Slightly longer handles do shorten the face a touch on an elongated paddle, but the practical effect on volleys is small for most players. What matters more is keeping the paddle balanced so your hands stay quick. A two-handed backhand player spends most of a rally reacting one-handed at the kitchen, so a paddle that is stable but not sluggish protects the part of the game the second hand does not touch. If you feel slow at the net after switching paddles, the culprit is usually swing weight, not handle length.
Grip considerations for two hands
Two hands on the handle change how grip size feels. Because the upper hand sits higher on the handle, near the throat, you want the circumference to suit your dominant lower hand first — that is the hand doing the steering. Use the one-finger test on your dominant grip and let the off-hand adapt. Some two-handed players run a slightly thinner grip than they would one-handed, since the second hand adds the stability that a fuller grip would otherwise provide. A longer handle also gives you room to choke up or down to fine-tune where both hands sit.

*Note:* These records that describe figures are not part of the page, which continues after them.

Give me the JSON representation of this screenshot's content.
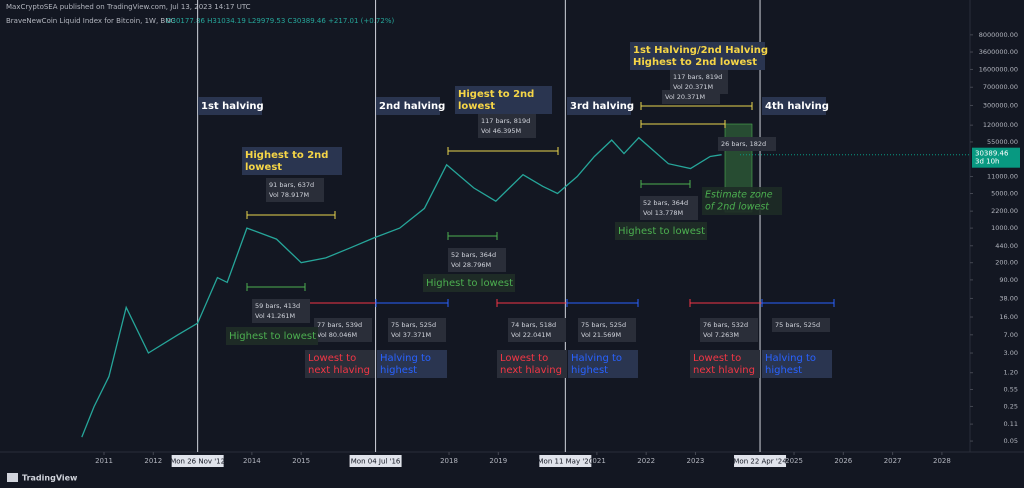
{
  "header": {
    "publisher": "MaxCryptoSEA published on TradingView.com, Jul 13, 2023 14:17 UTC",
    "symbol": "BraveNewCoin Liquid Index for Bitcoin, 1W, BNC",
    "ohlc": "O30177.86 H31034.19 L29979.53 C30389.46 +217.01 (+0.72%)"
  },
  "chart_data": {
    "type": "line",
    "color": "#26a69a",
    "log_scale": true,
    "x": [
      2010.55,
      2010.8,
      2011.1,
      2011.45,
      2011.9,
      2012.5,
      2012.9,
      2013.3,
      2013.5,
      2013.9,
      2014.5,
      2015.0,
      2015.5,
      2016.0,
      2016.5,
      2017.0,
      2017.5,
      2017.95,
      2018.5,
      2018.95,
      2019.5,
      2019.9,
      2020.2,
      2020.6,
      2020.95,
      2021.3,
      2021.55,
      2021.85,
      2022.45,
      2022.9,
      2023.3,
      2023.53
    ],
    "values": [
      0.06,
      0.25,
      1,
      25,
      3,
      7,
      12,
      100,
      80,
      1000,
      600,
      200,
      250,
      400,
      650,
      1000,
      2500,
      19000,
      6500,
      3500,
      12000,
      7000,
      5000,
      11000,
      28000,
      60000,
      32000,
      67000,
      20000,
      16000,
      28000,
      30389.46
    ],
    "xlim": [
      2008.89,
      2028.57
    ],
    "xticks": [
      2011,
      2012,
      2014,
      2015,
      2018,
      2019,
      2021,
      2022,
      2023,
      2025,
      2026,
      2027,
      2028
    ],
    "ylim": [
      0.033,
      11000000
    ],
    "yticks": [
      {
        "value": 8000000,
        "label": "8000000.00"
      },
      {
        "value": 3600000,
        "label": "3600000.00"
      },
      {
        "value": 1600000,
        "label": "1600000.00"
      },
      {
        "value": 700000,
        "label": "700000.00"
      },
      {
        "value": 300000,
        "label": "300000.00"
      },
      {
        "value": 120000,
        "label": "120000.00"
      },
      {
        "value": 55000,
        "label": "55000.00"
      },
      {
        "value": 11000,
        "label": "11000.00"
      },
      {
        "value": 5000,
        "label": "5000.00"
      },
      {
        "value": 2200,
        "label": "2200.00"
      },
      {
        "value": 1000,
        "label": "1000.00"
      },
      {
        "value": 440,
        "label": "440.00"
      },
      {
        "value": 200,
        "label": "200.00"
      },
      {
        "value": 90,
        "label": "90.00"
      },
      {
        "value": 38,
        "label": "38.00"
      },
      {
        "value": 16,
        "label": "16.00"
      },
      {
        "value": 7,
        "label": "7.00"
      },
      {
        "value": 3,
        "label": "3.00"
      },
      {
        "value": 1.2,
        "label": "1.20"
      },
      {
        "value": 0.55,
        "label": "0.55"
      },
      {
        "value": 0.25,
        "label": "0.25"
      },
      {
        "value": 0.11,
        "label": "0.11"
      },
      {
        "value": 0.05,
        "label": "0.05"
      }
    ],
    "last_price": 30389.46,
    "countdown": "3d 10h",
    "halvings": [
      {
        "label": "Mon 26 Nov '12",
        "x": 2012.9
      },
      {
        "label": "Mon 04 Jul '16",
        "x": 2016.51
      },
      {
        "label": "Mon 11 May '20",
        "x": 2020.36
      },
      {
        "label": "Mon 22 Apr '24",
        "x": 2024.31
      }
    ]
  },
  "annotations": {
    "halving_titles": [
      "1st halving",
      "2nd halving",
      "3rd halving",
      "4th halving"
    ],
    "yellow_notes": [
      [
        "Highest to 2nd",
        "lowest"
      ],
      [
        "Higest to 2nd",
        "lowest"
      ],
      [
        "1st Halving/2nd Halving",
        "Highest to 2nd lowest"
      ]
    ],
    "measures": [
      [
        "91 bars, 637d",
        "Vol 78.917M"
      ],
      [
        "117 bars, 819d",
        "Vol 46.395M"
      ],
      [
        "117 bars, 819d",
        "Vol 20.371M"
      ],
      [
        "Vol 20.371M"
      ],
      [
        "26 bars, 182d"
      ],
      [
        "59 bars, 413d",
        "Vol 41.261M"
      ],
      [
        "52 bars, 364d",
        "Vol 28.796M"
      ],
      [
        "52 bars, 364d",
        "Vol 13.778M"
      ],
      [
        "77 bars, 539d",
        "Vol 80.046M"
      ],
      [
        "75 bars, 525d",
        "Vol 37.371M"
      ],
      [
        "74 bars, 518d",
        "Vol 22.041M"
      ],
      [
        "75 bars, 525d",
        "Vol 21.569M"
      ],
      [
        "76 bars, 532d",
        "Vol 7.263M"
      ],
      [
        "75 bars, 525d"
      ]
    ],
    "green_notes": [
      "Highest to lowest",
      "Highest to lowest",
      "Highest to lowest"
    ],
    "red_notes": [
      [
        "Lowest to",
        "next hlaving"
      ],
      [
        "Lowest to",
        "next hlaving"
      ],
      [
        "Lowest to",
        "next hlaving"
      ]
    ],
    "blue_notes": [
      [
        "Halving to",
        "highest"
      ],
      [
        "Halving to",
        "highest"
      ],
      [
        "Halving to",
        "highest"
      ]
    ],
    "estimate": [
      "Estimate zone",
      "of 2nd lowest"
    ]
  },
  "footer": {
    "brand": "TradingView"
  }
}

Who this is for and who should skip it
- This is for you if: you hit, or want to develop, a two-handed backhand, you come from tennis, or your current short-handled paddle leaves your off-hand crowded.

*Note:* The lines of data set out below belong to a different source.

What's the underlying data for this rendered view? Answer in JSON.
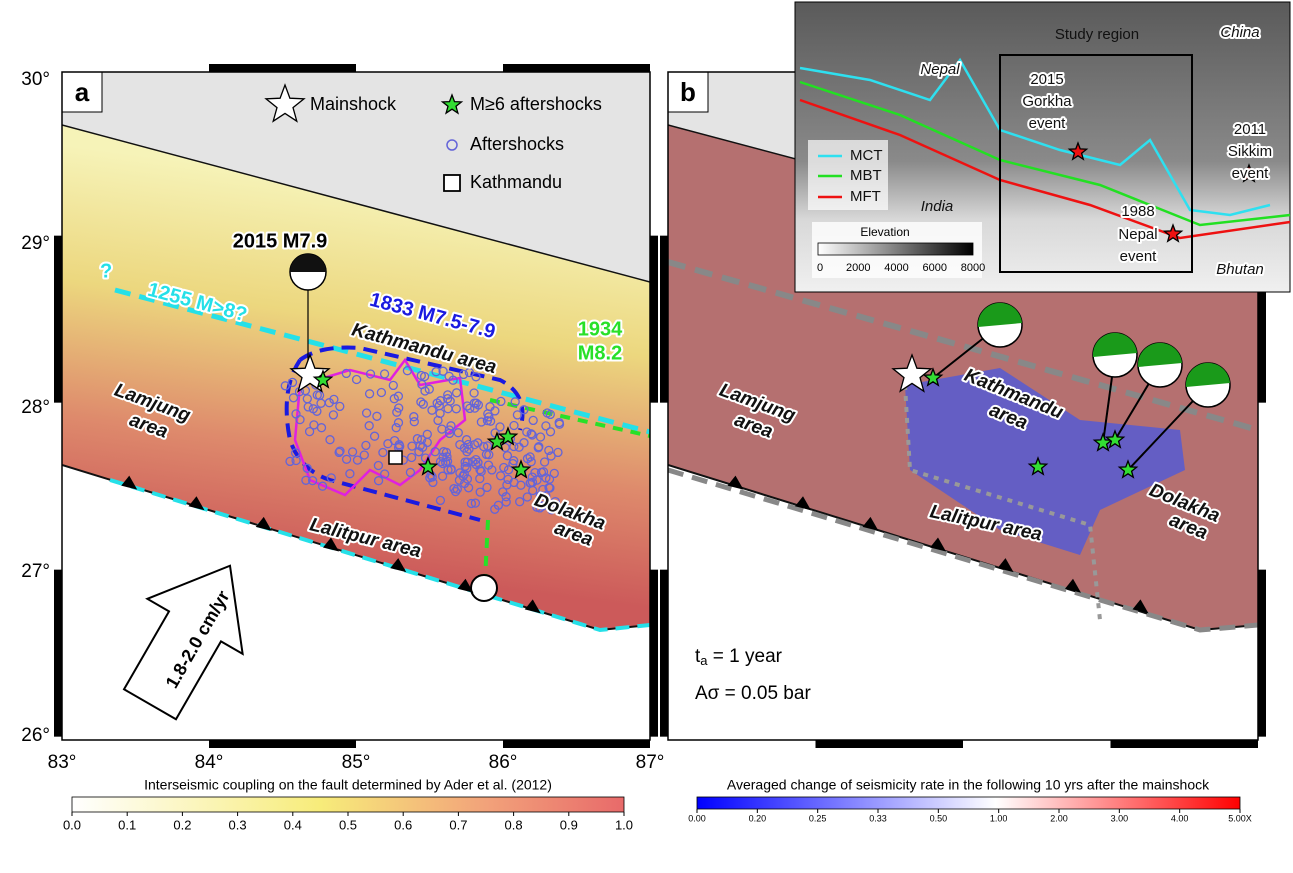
{
  "panel_a": {
    "label": "a",
    "legend": {
      "mainshock": "Mainshock",
      "large_aftershocks": "M≥6 aftershocks",
      "aftershocks": "Aftershocks",
      "kathmandu": "Kathmandu"
    },
    "event": "2015 M7.9",
    "rupture_1255": {
      "query": "?",
      "label": "1255 M>8?"
    },
    "rupture_1833": "1833 M7.5-7.9",
    "rupture_1934": [
      "1934",
      "M8.2"
    ],
    "areas": {
      "kathmandu": "Kathmandu area",
      "lamjung": [
        "Lamjung",
        "area"
      ],
      "dolakha": [
        "Dolakha",
        "area"
      ],
      "lalitpur": "Lalitpur area"
    },
    "convergence": "1.8-2.0 cm/yr"
  },
  "panel_b": {
    "label": "b",
    "areas": {
      "kathmandu": [
        "Kathmandu",
        "area"
      ],
      "lamjung": [
        "Lamjung",
        "area"
      ],
      "dolakha": [
        "Dolakha",
        "area"
      ],
      "lalitpur": "Lalitpur area"
    },
    "ta": {
      "symbol": "t",
      "subscript": "a",
      "text": " = 1 year"
    },
    "a_sigma": "Aσ = 0.05 bar"
  },
  "axes": {
    "latitude": [
      "30°",
      "29°",
      "28°",
      "27°",
      "26°"
    ],
    "longitude": [
      "83°",
      "84°",
      "85°",
      "86°",
      "87°"
    ]
  },
  "inset": {
    "study_region": "Study region",
    "china": "China",
    "nepal": "Nepal",
    "india": "India",
    "bhutan": "Bhutan",
    "gorkha": [
      "2015",
      "Gorkha",
      "event"
    ],
    "sikkim": [
      "2011",
      "Sikkim",
      "event"
    ],
    "nepal_1988": [
      "1988",
      "Nepal",
      "event"
    ],
    "legend": [
      "MCT",
      "MBT",
      "MFT"
    ],
    "elevation": "Elevation",
    "elevation_ticks": [
      "0",
      "2000",
      "4000",
      "6000",
      "8000"
    ]
  },
  "colorbars": [
    {
      "title": "Interseismic coupling on the fault determined by Ader et al. (2012)",
      "ticks": [
        "0.0",
        "0.1",
        "0.2",
        "0.3",
        "0.4",
        "0.5",
        "0.6",
        "0.7",
        "0.8",
        "0.9",
        "1.0"
      ]
    },
    {
      "title": "Averaged change of seismicity rate in the following 10 yrs after the mainshock",
      "ticks": [
        "0.00",
        "0.20",
        "0.25",
        "0.33",
        "0.50",
        "1.00",
        "2.00",
        "3.00",
        "4.00",
        "5.00X"
      ]
    }
  ]
}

- You can skip this if: you are a committed one-handed player. A shorter handle gives you a more compact, control-oriented grip, and length would only add unused weight at the butt.
Where ARTI fits
ARTI builds paddles that respect how the two-handed backhand actually works. Within the ARTI lineup, the longer-handle options give a two-hander room for both hands to seat, while the raw T700 carbon face keeps the swing balanced and stable through contact. The ARTI Mastery Elite is a strong anchor for a player who wants leverage on the backhand without sacrificing the quick hands a two-handed player still needs at the net. If you are building a game around a two-handed backhand and want a premium paddle that supports the stroke rather than cramping it, ARTI is designed for that.
Bottom line
A two-handed backhand needs a handle long enough for both hands to seat — about 5-1/2 inches is the practical minimum, and longer favors the stroke. Handle length usually arrives with an elongated shape, which adds reach and leverage at a small cost to forgiveness, so weigh that trade-off against a standard-shape face. You do not need a heavy paddle: the off-hand already adds stability and power, so a balanced to slightly head-light feel keeps hands quick at the net where two-handed players still react one-handed. Prioritize a stable, raw carbon face that spins without forcing the stroke. ARTI's longer-handle options and the Mastery Elite give a two-handed player the room and balance the shot demands.